Forward pass of BRIDGE.

Return type:

Tensor

Inputs:
bert_embedding:

Token-aligned Transformer embeddings. Must be channel-first: (B, 512, L). This matches build_Transformer_embeddings(…, transpose_to_ch_first=True).

attn:

Token-to-token connectivity signal, expected shape (B, L, L). Used to build edge_index for the GCN branch. Expected to be adjacency-like before calling this module, since edges are extracted via .nonzero().

structure:

Token-aligned structure profile (e.g., pairing probability), (B, 1, L).

motif:

Motif prior scores, (B, 1, M).
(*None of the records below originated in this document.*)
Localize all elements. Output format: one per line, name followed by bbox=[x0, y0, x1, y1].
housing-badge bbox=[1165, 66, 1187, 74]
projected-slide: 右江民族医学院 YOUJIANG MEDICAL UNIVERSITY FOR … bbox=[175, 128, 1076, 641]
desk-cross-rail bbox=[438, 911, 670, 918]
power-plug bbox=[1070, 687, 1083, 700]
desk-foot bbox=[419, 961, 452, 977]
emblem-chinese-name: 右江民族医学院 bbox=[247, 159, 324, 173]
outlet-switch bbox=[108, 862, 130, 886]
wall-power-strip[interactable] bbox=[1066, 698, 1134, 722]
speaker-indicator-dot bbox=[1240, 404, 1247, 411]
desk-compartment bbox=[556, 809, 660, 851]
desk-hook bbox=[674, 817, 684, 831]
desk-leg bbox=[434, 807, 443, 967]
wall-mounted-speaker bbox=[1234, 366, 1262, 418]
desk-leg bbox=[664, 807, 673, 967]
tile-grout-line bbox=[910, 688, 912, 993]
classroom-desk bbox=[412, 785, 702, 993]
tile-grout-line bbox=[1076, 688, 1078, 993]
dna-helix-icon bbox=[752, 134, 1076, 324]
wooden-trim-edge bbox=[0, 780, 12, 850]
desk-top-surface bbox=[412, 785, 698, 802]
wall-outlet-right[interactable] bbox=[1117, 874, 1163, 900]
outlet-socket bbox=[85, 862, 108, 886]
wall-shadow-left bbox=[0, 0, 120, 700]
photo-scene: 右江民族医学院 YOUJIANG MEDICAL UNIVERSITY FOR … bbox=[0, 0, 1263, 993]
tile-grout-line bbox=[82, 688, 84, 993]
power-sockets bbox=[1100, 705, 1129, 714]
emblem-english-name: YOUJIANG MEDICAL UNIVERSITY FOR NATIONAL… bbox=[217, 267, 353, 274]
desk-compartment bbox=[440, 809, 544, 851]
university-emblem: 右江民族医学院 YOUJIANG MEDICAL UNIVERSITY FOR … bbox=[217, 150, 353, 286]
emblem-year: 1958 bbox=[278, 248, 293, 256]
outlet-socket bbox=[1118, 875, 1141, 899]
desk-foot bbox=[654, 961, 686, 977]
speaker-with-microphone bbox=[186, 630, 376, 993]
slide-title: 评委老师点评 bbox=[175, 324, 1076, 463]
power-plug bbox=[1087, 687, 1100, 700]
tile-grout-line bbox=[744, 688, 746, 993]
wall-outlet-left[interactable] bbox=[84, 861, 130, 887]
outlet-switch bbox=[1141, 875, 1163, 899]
This branch pads motif features to length 101.

biochem:

Token-aligned biochemical features, (B, 99, L).

Output:

Model prediction produced by ADPNet after multimodal fusion and multiscale KAN feature extractors.

class utils.BRIDGE.multiscaleKAN(in_channel, out_channel)[source]#

Bases: Module

Multi-scale KAN block with residual connection.

This module applies:
  • Path 0: A single 1x1 SimpleConvKAN layer.

  • Path 1: A 1x1 SimpleConvKAN followed by a 3x3 SimpleConvKAN.

The outputs of both paths are concatenated along the channel dimension and then added to the original input (residual connection).

Parameters:
  • in_channel (int) – Number of input channels.

  • out_channel (int) – Number of output channels per path.

Note

Final output channel dimension = in_channel + 2 * out_channel only if the residual input’s channel size matches the concatenated output’s channel size.

forward(x)[source]#

Forward pass.

Parameters:

x (torch.Tensor) – Input tensor of shape (B, C, L)

Return type:

Tensor

Returns:

torch.Tensor

Output tensor after multi-scale feature extraction

and residual addition. Shape is (B, C_out, L), where C_out = C + 2*out_channel if concatenation changes channels, else same as input.